Accompanied by a small group of fellow exiles who plot their return and hoped-for victory over the Mexican dictatorship, Juárez immerses himself in the city, which absorbs him like a sponge. He and his compatriots work odd jobs, suffer through the heat of a southern summer, fall victim to the cons and confusions of a strange young nation, succumb to the hallucinations of yellow fever, and fall in love with the music and food all around them. But unavoidable, too, is the grotesque traffic in human beings they witness as they try to shape their future.
Though the historical archive is silent about the eighteen months Juárez spent in New Orleans, Yuri Herrera imagines how Juárez’s time there prepared him for what was to come. With the extraordinary linguistic play and love of popular forms that have characterized all of Herrera’s fiction, Season of the Swamp is a magnificent work of speculative history, a love letter to the city of New Orleans and its polyglot culture, and a cautionary statement that informs our understanding of the world we live in.

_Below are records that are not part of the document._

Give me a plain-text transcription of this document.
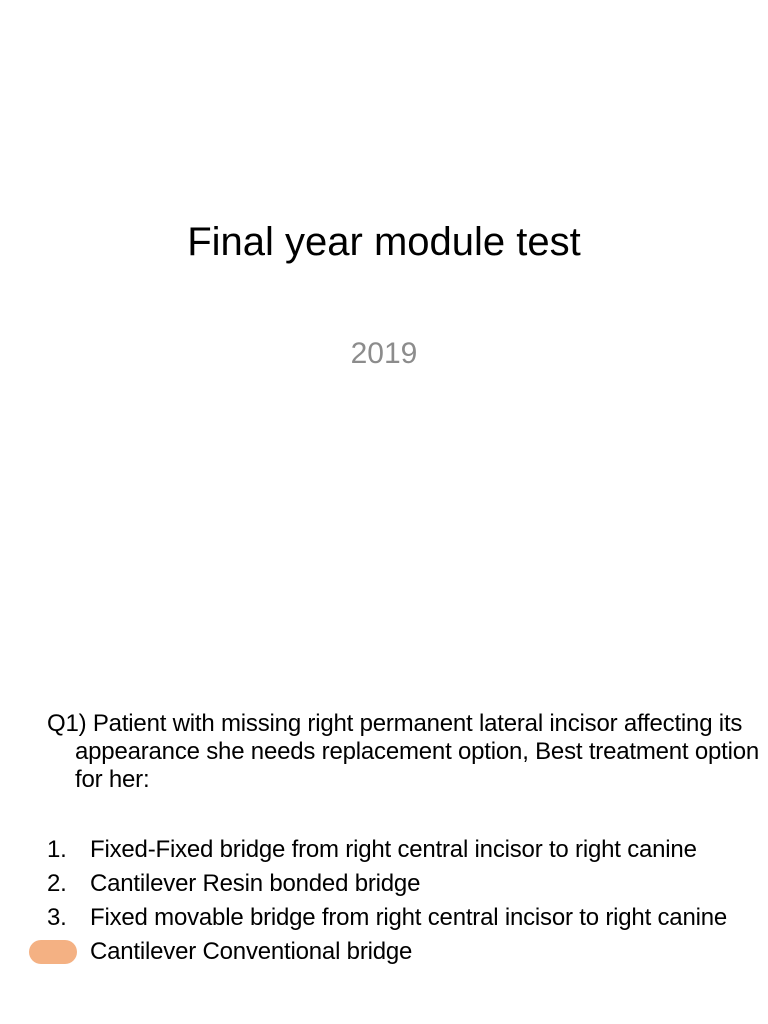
Final year module test
2019
Q1) Patient with missing right permanent lateral incisor affecting its appearance she needs replacement option, Best treatment option for her:
1. Fixed-Fixed bridge from right central incisor to right canine
2. Cantilever Resin bonded bridge
3. Fixed movable bridge from right central incisor to right canine
Cantilever Conventional bridge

“The always thrilling and always remarkable Yuri Herrera has outdone himself here: reading Season of the Swamp is like being thrown into deep water only to open your eyes and find a haunting and haunted world, one full of magic and beauty, exiles and outsiders, longing and song. I didn’t want to surface—here I am still, in its great, brilliant light.”—Paul Yoon, author of The Hive and the Honey
About the author:
Born in Actopan, Mexico, Yuri Herrera is the author of Season of the Swamp and three other novels, including Signs Preceding the End of the World, as well as the collection Ten Planets, which was a finalist for the Ursula K. Le Guin Prize. He teaches at Tulane University in New Orleans.
About the translator:
Lisa Dillman lives in Decatur, Georgia, where she translates Spanish-language fiction and teaches at Emory University. Her recent translations include National Book Award finalist Abyss by Pilar Quintana and Ten Planets by Yuri Herrera.
Lily Meyer will join Yuri Herrera for a conversation following the reading.
Lily Meyer is a translator, critic, and author of the novel Short War. A contributing writer at the Atlantic, her translations include Claudia Ulloa Donoso's story collections Little Bird and Ice for Martians.
This event is up two flights of stairs and Lost City Books does not have an elevator.